Knowledge graphs and graph technologies are among the fastest-growing segments of the AI market, and are probably the most forward-looking information technologies companies are currently dealing with. With graph technologies a new era of data management begins, in which the roles of business, development, and database engineering have to be rethought. At the same time, graph technologies play a prominent role in so many areas of data management that the overview can quickly be lost.
In this tutorial we will take a closer look at different fields of application of knowledge graphs, which include:
- Data quality management
- Data preparation (e.g. for machine learning applications)
- Data integration
- Text Mining and Advanced Data Analysis
- Enterprise-wide data governance
This tutorial also provides a comprehensive overview of the underlying concepts behind knowledge graphs and graph databases. Use cases and hands-on sessions provide a practice-oriented introduction to the topic, and provide knowledge about concrete methods and pitfalls that can be important for the implementation of knowledge graphs and Semantic AI applications.
Juergen Jakobitsch is an Enterprise Data Architect who has worked for Semantic Web Company as a consultant for over 10 years. He works for Fortune 500 companies to help them developing their own Semantic AI strategy and Enterprise Knowledge Graphs. Juergen is a highly experienced Semantic Web specialist who started his career as a Java software engineer. One of his specialities is to explain sophisticated enterprise data architectures to business architects while translating abstract data models into use cases relevant to the end-users.

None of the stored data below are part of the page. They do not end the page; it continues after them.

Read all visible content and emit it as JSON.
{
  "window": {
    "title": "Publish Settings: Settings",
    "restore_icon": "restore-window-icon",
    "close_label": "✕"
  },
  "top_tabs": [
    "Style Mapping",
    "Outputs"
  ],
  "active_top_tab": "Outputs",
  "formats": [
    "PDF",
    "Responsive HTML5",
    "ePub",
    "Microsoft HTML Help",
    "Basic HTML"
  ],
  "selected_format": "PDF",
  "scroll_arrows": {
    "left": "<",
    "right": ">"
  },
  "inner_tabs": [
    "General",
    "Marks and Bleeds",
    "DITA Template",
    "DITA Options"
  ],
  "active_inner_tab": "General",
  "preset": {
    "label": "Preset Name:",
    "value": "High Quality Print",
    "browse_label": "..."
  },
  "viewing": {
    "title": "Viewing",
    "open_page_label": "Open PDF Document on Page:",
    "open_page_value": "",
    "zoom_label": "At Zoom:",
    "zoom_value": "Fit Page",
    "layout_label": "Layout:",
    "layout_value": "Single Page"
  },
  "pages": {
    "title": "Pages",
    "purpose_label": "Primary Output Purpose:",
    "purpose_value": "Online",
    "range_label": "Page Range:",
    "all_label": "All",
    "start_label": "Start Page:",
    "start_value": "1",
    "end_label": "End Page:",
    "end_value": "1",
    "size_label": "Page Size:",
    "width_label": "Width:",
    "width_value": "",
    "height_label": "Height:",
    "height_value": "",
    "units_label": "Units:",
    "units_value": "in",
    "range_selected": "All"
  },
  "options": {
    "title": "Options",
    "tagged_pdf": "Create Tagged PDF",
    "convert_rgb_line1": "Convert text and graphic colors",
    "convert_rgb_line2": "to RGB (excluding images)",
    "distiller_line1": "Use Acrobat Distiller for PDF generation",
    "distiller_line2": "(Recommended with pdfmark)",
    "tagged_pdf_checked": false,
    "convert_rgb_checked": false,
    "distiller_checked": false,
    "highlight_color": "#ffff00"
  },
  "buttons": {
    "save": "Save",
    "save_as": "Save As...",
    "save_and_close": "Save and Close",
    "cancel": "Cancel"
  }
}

Andreas Blumauer is a pioneer in the field of Semantic Web and has been working in the field of semantic technologies since 2001. For the past 15 years, he has been CEO of Semantic Web Company (SWC). At SWC he is responsible for business development and strategic product management of PoolParty Semantic Suite (http://www.poolparty.biz) - a semantic middleware for the development of applications based on Linked Data, Machine Learning and Semantic Web Standards.
Andreas is the editor of the first comprehensive book on the Semantic Web. He is an experienced consultant in information architecture, knowledge management, metadata management, linked data, semantic search, data analysis, text mining and machine learning. He regularly speaks at international conferences on topics ranging from artificial intelligence to knowledge management.